Der Wissenschaftler ging bereitwillig auf eine Äußerung aus dem Publikum ein, die Batterien als Speichermedium als Irrweg bezeichnete. Brautsch würde lieber auf Wasserstoff als "Treibstoff der Zukunft" setzen. Der könne etwa mit dem überschüssigen Strom erzeugt werden, der bislang bezahlt wird, ohne abgenommen zu werden.

Auch der Vorschlag das temporär Zuviel an Strom aus Windkraftanlagen an die Haushalte der Nachbarschaft günstig abzugeben, fand seine Zustimmung. "Damit die auch etwas davon haben, wenn ihnen die Windräder schon vor der Nase gesetzt werden."

Alois Karl machte klar, das die Energiewende ihren Preis kosten werde. Er sieht aber darin auch Chancen für zukunftsträchtige Arbeitsplätze und für Unternehmen. Energieberater würden bald wichtige Multiplikatoren sein, den Schornsteinfegern eröffne sich ein ganz neues Berufsbild und er denke auch an die Unternehmen, die sich mit der Entwicklung von Anlagen und Maschinen unter Nutzung der oder für erneuerbare Energien beschäftigen: Die Firma Burkhardt in Mühlhausen etwa, KW in Freystadt und Max Bögl.

Kohlendioxid-Reduktion

Der Klimaschutz, so Karl weiter, sei ein Auftrag im Sinne künftiger Generationen, auch wenn manche, wie der US-Präsident die Bedrohung des Klimas nicht wahr haben wollten.

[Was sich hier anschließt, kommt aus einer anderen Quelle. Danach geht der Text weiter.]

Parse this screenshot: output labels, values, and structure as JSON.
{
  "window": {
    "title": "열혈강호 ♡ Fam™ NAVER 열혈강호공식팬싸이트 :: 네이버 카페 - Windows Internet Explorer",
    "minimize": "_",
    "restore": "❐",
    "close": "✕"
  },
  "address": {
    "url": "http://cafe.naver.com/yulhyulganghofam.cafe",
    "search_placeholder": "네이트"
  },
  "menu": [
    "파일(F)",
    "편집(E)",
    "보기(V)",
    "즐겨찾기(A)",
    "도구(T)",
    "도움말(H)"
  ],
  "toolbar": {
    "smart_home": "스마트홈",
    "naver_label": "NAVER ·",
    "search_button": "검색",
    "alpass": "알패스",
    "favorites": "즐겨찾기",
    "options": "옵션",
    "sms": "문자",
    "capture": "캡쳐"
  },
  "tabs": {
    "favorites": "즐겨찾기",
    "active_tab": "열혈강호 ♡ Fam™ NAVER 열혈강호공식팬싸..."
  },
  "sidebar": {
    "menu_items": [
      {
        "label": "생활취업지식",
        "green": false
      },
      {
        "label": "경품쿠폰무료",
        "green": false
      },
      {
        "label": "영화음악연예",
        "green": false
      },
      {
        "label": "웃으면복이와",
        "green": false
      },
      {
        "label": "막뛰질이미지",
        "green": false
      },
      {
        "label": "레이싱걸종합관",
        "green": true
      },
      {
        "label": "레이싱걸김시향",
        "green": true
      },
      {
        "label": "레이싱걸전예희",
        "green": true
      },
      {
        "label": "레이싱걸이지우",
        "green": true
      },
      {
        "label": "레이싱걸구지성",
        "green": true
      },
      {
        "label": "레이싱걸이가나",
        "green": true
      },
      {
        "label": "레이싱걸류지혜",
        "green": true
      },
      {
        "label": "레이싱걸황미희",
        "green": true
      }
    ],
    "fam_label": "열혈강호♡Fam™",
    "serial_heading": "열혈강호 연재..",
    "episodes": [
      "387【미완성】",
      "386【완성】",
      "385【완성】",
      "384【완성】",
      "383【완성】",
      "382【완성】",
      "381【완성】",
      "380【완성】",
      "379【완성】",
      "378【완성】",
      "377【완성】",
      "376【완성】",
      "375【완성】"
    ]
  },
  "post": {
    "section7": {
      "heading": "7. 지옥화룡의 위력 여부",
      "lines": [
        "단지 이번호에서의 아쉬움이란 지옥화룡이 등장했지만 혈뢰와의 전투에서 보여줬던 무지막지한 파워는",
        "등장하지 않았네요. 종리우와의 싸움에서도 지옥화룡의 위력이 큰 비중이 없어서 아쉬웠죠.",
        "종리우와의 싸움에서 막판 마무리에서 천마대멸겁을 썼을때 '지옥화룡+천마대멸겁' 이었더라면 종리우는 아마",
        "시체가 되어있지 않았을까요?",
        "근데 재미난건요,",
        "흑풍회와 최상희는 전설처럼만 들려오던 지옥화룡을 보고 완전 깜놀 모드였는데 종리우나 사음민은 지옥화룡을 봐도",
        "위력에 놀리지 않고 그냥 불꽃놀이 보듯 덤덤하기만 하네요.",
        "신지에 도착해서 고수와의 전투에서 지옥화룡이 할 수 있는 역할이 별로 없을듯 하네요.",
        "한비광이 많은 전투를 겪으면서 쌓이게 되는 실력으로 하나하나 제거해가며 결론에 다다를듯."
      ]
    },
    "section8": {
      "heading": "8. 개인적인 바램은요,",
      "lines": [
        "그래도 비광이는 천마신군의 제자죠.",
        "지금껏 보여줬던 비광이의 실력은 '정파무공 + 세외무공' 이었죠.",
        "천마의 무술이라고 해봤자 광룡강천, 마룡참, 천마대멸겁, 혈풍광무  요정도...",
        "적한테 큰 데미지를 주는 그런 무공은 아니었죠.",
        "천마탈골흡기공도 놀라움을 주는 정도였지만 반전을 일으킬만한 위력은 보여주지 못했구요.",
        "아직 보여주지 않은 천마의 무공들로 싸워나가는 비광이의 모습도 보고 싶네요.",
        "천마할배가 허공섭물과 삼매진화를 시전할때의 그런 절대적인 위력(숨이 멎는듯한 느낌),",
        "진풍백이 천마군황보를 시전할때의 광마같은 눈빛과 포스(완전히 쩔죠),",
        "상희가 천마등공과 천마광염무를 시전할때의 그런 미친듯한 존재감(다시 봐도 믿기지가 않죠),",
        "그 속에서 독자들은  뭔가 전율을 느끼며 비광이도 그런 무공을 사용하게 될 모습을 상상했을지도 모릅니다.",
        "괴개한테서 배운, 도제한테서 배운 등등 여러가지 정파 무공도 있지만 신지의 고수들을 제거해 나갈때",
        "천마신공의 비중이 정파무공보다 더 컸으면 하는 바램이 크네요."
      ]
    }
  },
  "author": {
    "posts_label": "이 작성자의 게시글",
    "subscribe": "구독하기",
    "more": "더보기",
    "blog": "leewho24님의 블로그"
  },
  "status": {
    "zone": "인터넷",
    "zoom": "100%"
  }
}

Die Bundesregierung stehe zu den Eckpunkten ihres Klimaschutzplans. So sollen die Kohlendioxid-Emissionen in Deutschland bis zum Jahr 2030 auf 550 Millionen Tonnen sogenannter-Kohlendioxid-Äquivalente, also auf 56 Prozent des Wertes von 1990 herunter geschraubt werden.

Große Beiträge dazu müssten die Energiewirtschaft leisten und die Industrie, andere wichtige Sektoren sind Gebäude und Verkehr. Nach dem Ausstieg aus der Kernkraft und absehbar aus der Kohle, werde klar, dass das nur über Erneuerbare Energien zu erreichen sein wird. Dabei gehe es nicht nur um den Ausbau, sondern auch um Transport und Versorgungssicherheit.